I never have seen a statement, that affirms this theory. And because of that, we cannot exclude the the case, that the energy, which currently keeps the self-aware cell colony going, that constitutes our bodies, will be transformed into/used for another process. How/where that transformation happens is the riddle, but it is certain, that there will be a transformation. Let's just take a look at the lowest signal (communication between cells) level and call this energy simply electricity. The fact, that you will face death anyway stands. You want to make sure, that your body as a signal network of electricity creates the most suitable overall oscillation for your environment, so that you are in sync (synchronicity) with the world. The easiest way to do that is not twiddling the signal amplifier button to max. by doing everything at your own will, but by reducing your influence and adjust your personal signal to the "world" signal.

If you kill yourself full of unwanted emotions and "amplified", the last thing you send to your environment is a rectified distorted signal, which will create more problems for the transformation process than a natural death.

And even if those last cryptic gibberish does not change your mind about "We are going there anyway", there is still the hedonistic approach as an alternative to suicide.

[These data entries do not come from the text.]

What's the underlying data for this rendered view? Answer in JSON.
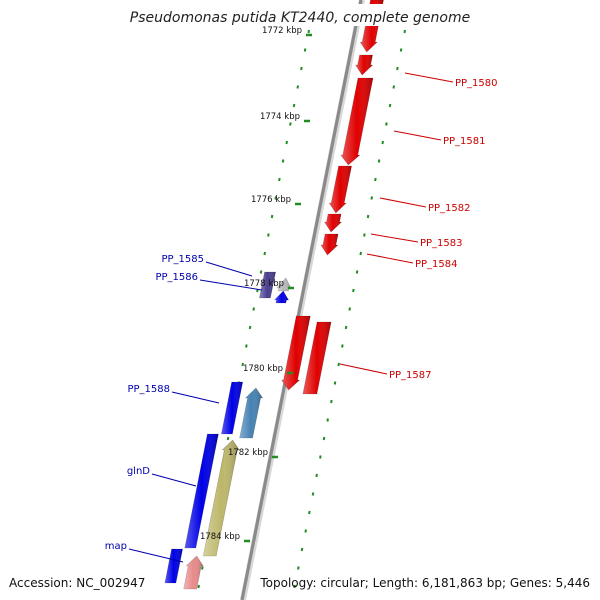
{
  "title": "Pseudomonas putida KT2440, complete genome",
  "footer": {
    "accession": "Accession: NC_002947",
    "summary": "Topology: circular; Length: 6,181,863 bp; Genes: 5,446"
  },
  "colors": {
    "backbone": "#8a8a8a",
    "tick": "#228b22",
    "label_forward": "#cc0000",
    "label_reverse": "#0000aa"
  },
  "position_ticks": [
    {
      "label": "1772 kbp"
    },
    {
      "label": "1774 kbp"
    },
    {
      "label": "1776 kbp"
    },
    {
      "label": "1778 kbp"
    },
    {
      "label": "1780 kbp"
    },
    {
      "label": "1782 kbp"
    },
    {
      "label": "1784 kbp"
    }
  ],
  "gene_labels": [
    {
      "text": "PP_1580",
      "side": "right"
    },
    {
      "text": "PP_1581",
      "side": "right"
    },
    {
      "text": "PP_1582",
      "side": "right"
    },
    {
      "text": "PP_1583",
      "side": "right"
    },
    {
      "text": "PP_1584",
      "side": "right"
    },
    {
      "text": "PP_1587",
      "side": "right"
    },
    {
      "text": "PP_1585",
      "side": "left"
    },
    {
      "text": "PP_1586",
      "side": "left"
    },
    {
      "text": "PP_1588",
      "side": "left"
    },
    {
      "text": "glnD",
      "side": "left"
    },
    {
      "text": "map",
      "side": "left"
    }
  ],
  "features": [
    {
      "name": "gene-red-1",
      "fill": "#e00000"
    },
    {
      "name": "gene-red-2",
      "fill": "#e00000"
    },
    {
      "name": "gene-red-3",
      "fill": "#e00000"
    },
    {
      "name": "gene-red-4",
      "fill": "#e00000"
    },
    {
      "name": "gene-red-5",
      "fill": "#e00000"
    },
    {
      "name": "gene-red-6",
      "fill": "#e00000"
    },
    {
      "name": "gene-red-7",
      "fill": "#e00000"
    },
    {
      "name": "gene-red-8",
      "fill": "#e00000"
    },
    {
      "name": "gene-pp1587-rect",
      "fill": "#4a3f8f"
    },
    {
      "name": "gene-pp1585-rect",
      "fill": "#b8b8b8"
    },
    {
      "name": "gene-blue-small-1",
      "fill": "#0000e6"
    },
    {
      "name": "gene-blue-small-2",
      "fill": "#0000e6"
    },
    {
      "name": "gene-pp1588-rect",
      "fill": "#4682b4"
    },
    {
      "name": "gene-pp1588-arrow",
      "fill": "#0000e6"
    },
    {
      "name": "gene-glnd-rect",
      "fill": "#bdb76b"
    },
    {
      "name": "gene-glnd-arrow",
      "fill": "#0000e6"
    },
    {
      "name": "gene-map-rect",
      "fill": "#e88a8a"
    },
    {
      "name": "gene-map-arrow",
      "fill": "#0000e6"
    }
  ]
}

I assume there is nothing after death because there is no evidence that there is. Nothing is known for sure of course. If you want to talk soul then I think you have to take every living thing into account including insects. Nothing is certain but I see no reason to assume anything before or after birth. And if we are just going to throw out pet theories then mine is that considering we are slaves to the cultural paradigm, having been completely or mostly programmed by said culture maybe, just maybe this is a test to see if you can recognize your enslavement and then come up with the courage to escape via suicide. The prize going to those who had the strength to refuse to live in slavery and take real action to escape. Forty virgins waiting for those few. And how many die a "natural" death anymore. In a hospital with tubes and drugs to dull the senses is hardly "natural" in the way you mean it. If you want to go natural better forgo all the drugs and such. Sorry about that.

The point in the OP seems to be that there is no hedonism that is working anymore and it's mostly all just suffering. So then there is the opt out option or continue suffering and hope against hope for some relief before the bitter end. Doesn't sound like such a good deal to me.
 
One thing is for sure, being in this purgatory state while you're actually alive fucking sucks! As long as I'm stuck here (for now), there has to be a definite decision to LIVE and work on myself or life is going to continue to be uncomfortable. So later today after I get some sleep, I'll start reading The Power and hopefully that sparks something and leads things in the right direction.
 
hey bro listen I'm in the exact same boat with the exact same feelings. Nothing left to keep me going other than fading willpower, drugs, and my sister with down syndrome. I know its hard bud, it sucks but use if you have to using is better than being dead. Every girl in my life has chewed me up and spit me out. I know how all of that is and the horrible feelings. I've developed paranoid delusions and PTSD from relationships alone. on top of add ocd generalized anx, panic, and extreme agoraphobia. you ever need any help feel free to shoot me a pm or anything. lost to many friends to suicide it really isnt the solution. I know every grueling second hurts like fucking hell but just keep going. I truly feel serious empathy from your situation and hope your still good. best wishes man.